Because of all this, I urge you to present your bodies (i.e. your life) as a living “spiritual” sacrifice to God (in place of the physical sacrifices of the Law of Moses.) Avoid the ways of this world and instead discern God’s will for you, according to what God calls you to do. (Rom 12:1–3). For we are all one in Christ, but each have our own roles, callings, and gifts. (Rom 12:4–8). Live as becomes Saints of God. (Rom 12:9–20). Be not overcome of evil, but overcome evil with good. (Rom 12:21).
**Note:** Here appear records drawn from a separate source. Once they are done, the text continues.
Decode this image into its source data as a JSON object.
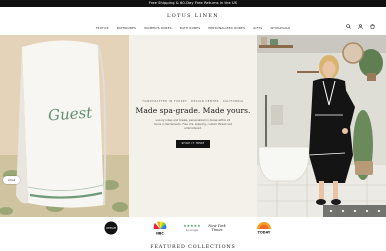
{
  "promo": {
    "text": "Free Shipping & 60-Day Free Returns in the US"
  },
  "header": {
    "logo": "LOTUS LINEN",
    "nav": [
      "TEXTILE",
      "BATHROBES",
      "WOMEN'S ROBES",
      "BATH ROBES",
      "PERSONALIZED ROBES",
      "GIFTS",
      "WHOLESALE"
    ],
    "icons": [
      "search-icon",
      "account-icon",
      "cart-icon"
    ]
  },
  "hero": {
    "left_image_text": "Guest",
    "eyebrow": "HANDCRAFTED IN TURKEY · DESIGN CENTER · CALIFORNIA",
    "headline": "Made spa-grade. Made yours.",
    "body": "Luxury robes and towels, personalized in-house within 24 hours in Sacramento. Free U.S. shipping, custom thread and embroidered.",
    "cta": "SHOP IT HERE"
  },
  "chat": {
    "label": "Chat"
  },
  "press": {
    "logos": [
      "Oprah Daily",
      "NBC",
      "5-star reviews",
      "The New York Times",
      "TODAY"
    ],
    "review_caption": "★★★★★",
    "review_sub": "by Google",
    "nyt_line1": "New York",
    "nyt_line2": "Times"
  },
  "section": {
    "heading": "FEATURED COLLECTIONS"
  },
  "colors": {
    "promo_bg": "#101010",
    "cta_bg": "#121212",
    "hero_mid_bg": "#f4f1ea",
    "towel_embroidery": "#5f8f70"
  }
}
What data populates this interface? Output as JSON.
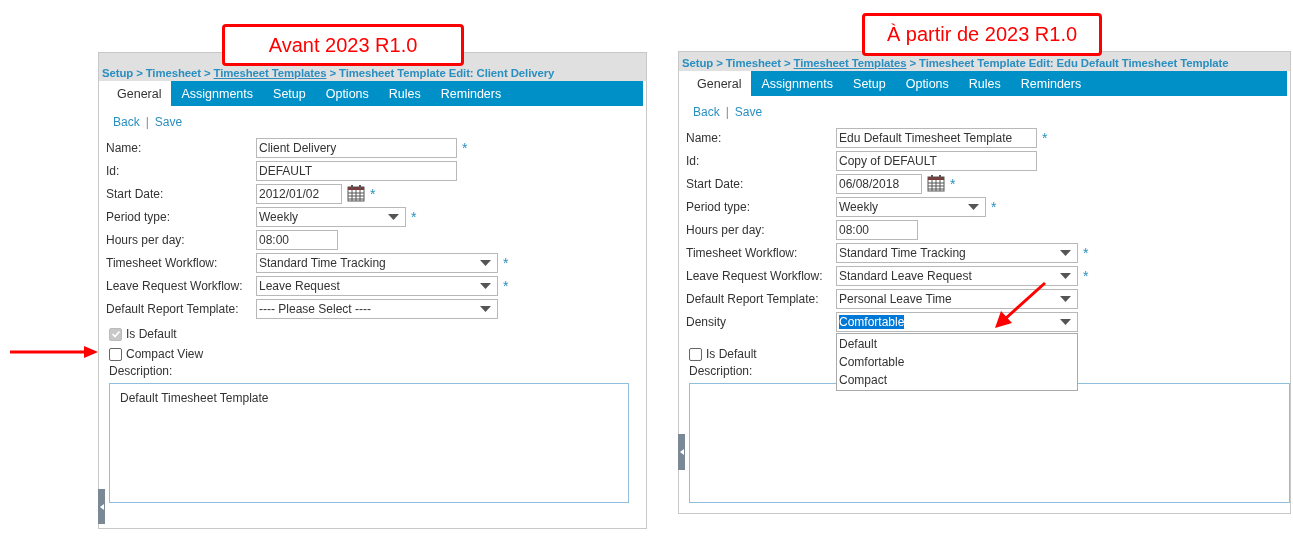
{
  "panels": [
    {
      "banner": "Avant 2023 R1.0",
      "breadcrumb": {
        "separator": ">",
        "items": [
          {
            "text": "Setup",
            "underlined": false
          },
          {
            "text": "Timesheet",
            "underlined": false
          },
          {
            "text": "Timesheet Templates",
            "underlined": true
          },
          {
            "text": "Timesheet Template Edit: Client Delivery",
            "underlined": false
          }
        ]
      },
      "tabs": [
        {
          "label": "General",
          "selected": true
        },
        {
          "label": "Assignments",
          "selected": false
        },
        {
          "label": "Setup",
          "selected": false
        },
        {
          "label": "Options",
          "selected": false
        },
        {
          "label": "Rules",
          "selected": false
        },
        {
          "label": "Reminders",
          "selected": false
        }
      ],
      "actions": {
        "separator": "|",
        "links": [
          "Back",
          "Save"
        ]
      },
      "fields": [
        {
          "label": "Name:",
          "value": "Client Delivery",
          "kind": "text",
          "required_mark": "*"
        },
        {
          "label": "Id:",
          "value": "DEFAULT",
          "kind": "text"
        },
        {
          "label": "Start Date:",
          "value": "2012/01/02",
          "kind": "date",
          "required_mark": "*"
        },
        {
          "label": "Period type:",
          "value": "Weekly",
          "kind": "dropdown",
          "required_mark": "*"
        },
        {
          "label": "Hours per day:",
          "value": "08:00",
          "kind": "time"
        },
        {
          "label": "Timesheet Workflow:",
          "value": "Standard Time Tracking",
          "kind": "wide-dropdown",
          "required_mark": "*"
        },
        {
          "label": "Leave Request Workflow:",
          "value": "Leave Request",
          "kind": "wide-dropdown",
          "required_mark": "*"
        },
        {
          "label": "Default Report Template:",
          "value": "---- Please Select ----",
          "kind": "wide-dropdown"
        }
      ],
      "checkboxes": [
        {
          "label": "Is Default",
          "checked": true,
          "disabled": true
        },
        {
          "label": "Compact View",
          "checked": false,
          "disabled": false
        }
      ],
      "description": {
        "label": "Description:",
        "value": "Default Timesheet Template"
      }
    },
    {
      "banner": "À partir de 2023 R1.0",
      "breadcrumb": {
        "separator": ">",
        "items": [
          {
            "text": "Setup",
            "underlined": false
          },
          {
            "text": "Timesheet",
            "underlined": false
          },
          {
            "text": "Timesheet Templates",
            "underlined": true
          },
          {
            "text": "Timesheet Template Edit: Edu Default Timesheet Template",
            "underlined": false
          }
        ]
      },
      "tabs": [
        {
          "label": "General",
          "selected": true
        },
        {
          "label": "Assignments",
          "selected": false
        },
        {
          "label": "Setup",
          "selected": false
        },
        {
          "label": "Options",
          "selected": false
        },
        {
          "label": "Rules",
          "selected": false
        },
        {
          "label": "Reminders",
          "selected": false
        }
      ],
      "actions": {
        "separator": "|",
        "links": [
          "Back",
          "Save"
        ]
      },
      "fields": [
        {
          "label": "Name:",
          "value": "Edu Default Timesheet Template",
          "kind": "text",
          "required_mark": "*"
        },
        {
          "label": "Id:",
          "value": "Copy of DEFAULT",
          "kind": "text"
        },
        {
          "label": "Start Date:",
          "value": "06/08/2018",
          "kind": "date",
          "required_mark": "*"
        },
        {
          "label": "Period type:",
          "value": "Weekly",
          "kind": "dropdown",
          "required_mark": "*"
        },
        {
          "label": "Hours per day:",
          "value": "08:00",
          "kind": "time"
        },
        {
          "label": "Timesheet Workflow:",
          "value": "Standard Time Tracking",
          "kind": "wide-dropdown",
          "required_mark": "*"
        },
        {
          "label": "Leave Request Workflow:",
          "value": "Standard Leave Request",
          "kind": "wide-dropdown",
          "required_mark": "*"
        },
        {
          "label": "Default Report Template:",
          "value": "Personal Leave Time",
          "kind": "wide-dropdown"
        },
        {
          "label": "Density",
          "value": "Comfortable",
          "kind": "wide-dropdown",
          "highlighted": true,
          "options": [
            "Default",
            "Comfortable",
            "Compact"
          ]
        }
      ],
      "checkboxes": [
        {
          "label": "Is Default",
          "checked": false,
          "disabled": false
        }
      ],
      "description": {
        "label": "Description:"
      }
    }
  ]
}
Be subject to priesthood authorities (those called above you, as was just explained), for they were appointed by God. Pay your tributes (tithing) to them and render to them what they are due. (Rom 13:1–7). (By doing this) you will owe nothing but love: this is how all commandments are fulfilled, by loving your neighbor. (Rom 13:8–10). So wake up and throw off your works of darkness (sins), for salvation is nearer than you think. (Rom 11-14).
Don’t debate or judge those weak in the faith. Help people out at whatever spiritual level they are at. Don’t judge others in the Church, but rather judge yourself that you do not do things to become a stumbling block to others. (Rom 14:1–23).
(This is why) we that are strong in the faith must bear the infirmities of the weak in the faith (rather than judge them.) Instead be unified in mind (spirit) in your worship of God. (Rom 15:1–7). The Gospel has now gone to the gentiles and I glory to be a part of this work. (Rom 15:8–33).
Paul gives final salutes and final reminder to not cause the gentile converts to stumble (by requiring circumcision.) (Rom 16:1–27).